Physical AI — systems such as robots and self-driving vehicles that must navigate and act in the real world — has long required a patchwork of specialized models that needed to communicate with one another. NVIDIA now wants to put an end to that fragmented approach.

One Model for Everything

Cosmos 3 is built on what NVIDIA describes as a Mixture-of-Transformers (MoT) architecture, and represents a significant departure from the company's previous Cosmos generations. Where earlier versions distributed tasks across separate models for world generation, scene understanding, controlled generation, and policy generation respectively, Cosmos 3 handles all of these modalities within a single unified system — in a single forward pass, according to the NVIDIA blog.

The model can process and generate text, images, video, ambient audio, and action data. That last point is particularly important for robotics: Cosmos 3 can produce concrete numerical action data such as joint angles and grasp positions, which robots can learn from directly.

"The Cosmos 3 family gives developers a generational leap in the ability to build robots, autonomous vehicles, and vision AI that perceive, reason, plan, and act in the physical world." — Jensen Huang, Founder and CEO, NVIDIA
NVIDIA's Cosmos 3 Merges the Brain and Body of Robots into a Single Model - Bilde 1

Two Model Sizes — One Planned for the Edge

Cosmos 3 launches in two variants with clearly distinct use cases:

Cosmos 3 Nano is an 8-billion-parameter model (8B reasoner + 8B generator) scaled for efficient inference on workstation-class hardware, specifically NVIDIA's RTX PRO 6000 GPU. This makes the model accessible to developers who do not have access to data center infrastructure.

Cosmos 3 Super is a 32-billion-parameter model designed for large-scale synthetic data generation and research, and runs on NVIDIA's Hopper and Blackwell GPUs.

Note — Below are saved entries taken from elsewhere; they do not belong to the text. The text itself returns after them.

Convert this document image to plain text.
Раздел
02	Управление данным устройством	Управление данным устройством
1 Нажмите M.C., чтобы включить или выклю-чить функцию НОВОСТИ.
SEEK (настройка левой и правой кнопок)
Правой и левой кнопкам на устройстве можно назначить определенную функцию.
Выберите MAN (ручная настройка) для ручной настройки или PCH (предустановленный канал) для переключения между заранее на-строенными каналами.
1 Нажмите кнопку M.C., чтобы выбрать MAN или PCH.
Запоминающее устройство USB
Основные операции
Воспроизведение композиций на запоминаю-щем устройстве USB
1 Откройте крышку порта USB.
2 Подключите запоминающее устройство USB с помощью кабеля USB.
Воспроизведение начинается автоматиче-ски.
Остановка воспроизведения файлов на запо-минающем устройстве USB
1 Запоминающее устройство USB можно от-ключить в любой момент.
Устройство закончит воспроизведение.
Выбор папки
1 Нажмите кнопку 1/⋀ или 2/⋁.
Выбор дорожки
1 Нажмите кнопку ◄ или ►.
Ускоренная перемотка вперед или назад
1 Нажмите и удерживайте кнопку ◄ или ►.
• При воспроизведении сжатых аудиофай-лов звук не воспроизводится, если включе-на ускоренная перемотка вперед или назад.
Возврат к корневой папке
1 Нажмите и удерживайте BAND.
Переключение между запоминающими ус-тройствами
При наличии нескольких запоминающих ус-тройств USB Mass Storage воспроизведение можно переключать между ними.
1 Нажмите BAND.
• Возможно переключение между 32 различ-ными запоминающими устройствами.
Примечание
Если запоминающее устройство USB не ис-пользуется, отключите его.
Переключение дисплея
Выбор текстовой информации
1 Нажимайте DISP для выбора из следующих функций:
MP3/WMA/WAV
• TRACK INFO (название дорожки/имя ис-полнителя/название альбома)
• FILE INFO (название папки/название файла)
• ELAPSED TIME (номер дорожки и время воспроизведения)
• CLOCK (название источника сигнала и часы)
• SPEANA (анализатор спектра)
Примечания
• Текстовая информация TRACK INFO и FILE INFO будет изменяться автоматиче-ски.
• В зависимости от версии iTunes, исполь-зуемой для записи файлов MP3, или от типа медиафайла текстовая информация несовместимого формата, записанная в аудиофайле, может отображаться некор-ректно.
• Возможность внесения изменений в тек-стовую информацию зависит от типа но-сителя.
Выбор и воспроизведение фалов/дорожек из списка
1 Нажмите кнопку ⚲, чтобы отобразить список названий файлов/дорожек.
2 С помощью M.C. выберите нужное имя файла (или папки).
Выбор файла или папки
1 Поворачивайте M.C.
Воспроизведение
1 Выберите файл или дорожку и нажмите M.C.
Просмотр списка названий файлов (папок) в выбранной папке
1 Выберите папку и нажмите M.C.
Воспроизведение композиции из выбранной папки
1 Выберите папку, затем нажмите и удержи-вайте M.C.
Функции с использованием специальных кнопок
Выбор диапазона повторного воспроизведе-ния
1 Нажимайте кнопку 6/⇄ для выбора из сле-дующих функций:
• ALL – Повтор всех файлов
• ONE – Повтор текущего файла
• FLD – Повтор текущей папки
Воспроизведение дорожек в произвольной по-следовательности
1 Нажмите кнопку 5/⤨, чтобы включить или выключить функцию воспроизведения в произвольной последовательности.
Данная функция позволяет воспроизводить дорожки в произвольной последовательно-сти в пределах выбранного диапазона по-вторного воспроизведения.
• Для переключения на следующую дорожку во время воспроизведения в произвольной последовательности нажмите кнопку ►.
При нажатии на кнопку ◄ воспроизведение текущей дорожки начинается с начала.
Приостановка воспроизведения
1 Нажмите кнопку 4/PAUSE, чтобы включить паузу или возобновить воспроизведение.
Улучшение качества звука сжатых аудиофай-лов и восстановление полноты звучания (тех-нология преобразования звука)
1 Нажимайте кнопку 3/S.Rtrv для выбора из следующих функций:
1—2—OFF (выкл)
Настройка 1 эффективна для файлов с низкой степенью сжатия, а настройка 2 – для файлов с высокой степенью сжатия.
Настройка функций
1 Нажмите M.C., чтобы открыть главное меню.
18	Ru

A third variant, currently referred to as Cosmos 3 Edge, has been announced for real-time inference directly on edge devices, but has not yet been released.

8B
Cosmos 3 Nano (parameters)
32B
Cosmos 3 Super (parameters)

From Months to Days — According to NVIDIA Itself

The company's own claims are ambitious: training and evaluation cycles for physical AI could, according to NVIDIA, be reduced from months to days using Cosmos 3. It is worth noting that these are NVIDIA's own figures, and independent verification of these savings was not available at the time of publication.

Among the stated use cases are synthetic data generation for warehouse safety scenarios, robot training for tasks such as folding laundry and pick-and-place operations, and the generation of rare driving scenarios for autonomous vehicles — the so-called "long-tail" situations for which real-world data is difficult to collect.

Cosmos 3 can serve as the backbone of what NVIDIA calls World Action Models — systems that allow robots to learn directly from simulated worlds

Open Source and Benchmark-Topping

The model has been made fully available as open source, with both model weights and training scripts on Hugging Face and GitHub. NVIDIA states that Cosmos 3 ranks at the top among open models on a range of industry benchmarks, including Artificial Analysis, Physics-IQ, PAI-Bench, and R-Bench for world generation, as well as RoboLab and RoboArena for action policies, according to the NVIDIA blog.

The Competition: Fragmented, but Established

Cosmos 3 does not compete directly with low-level frameworks such as ROS 2 and MoveIt, but it does challenge the traditional division of labor in physical AI development. ROS 2 remains the industry standard for robot middleware, handling communication and real-time control, while Cosmos 3 operates at a higher level of abstraction — and is intended to be integrated into ROS-based systems rather than replace them. NVIDIA already offers Isaac ROS as a bridge between its models and the ROS ecosystem.

The real challenge Cosmos 3 poses is to the fragmented pattern in which separate models for simulation, reasoning, and action generation must be coordinated manually — something that has until now been the norm in the field.

Cosmos 3 is NVIDIA's clearest signal yet that the company views physical AI — not just language models — as the next major growth area. Whether the technical promises hold up in practice is something research communities and industry partners will soon have the opportunity to put to the test.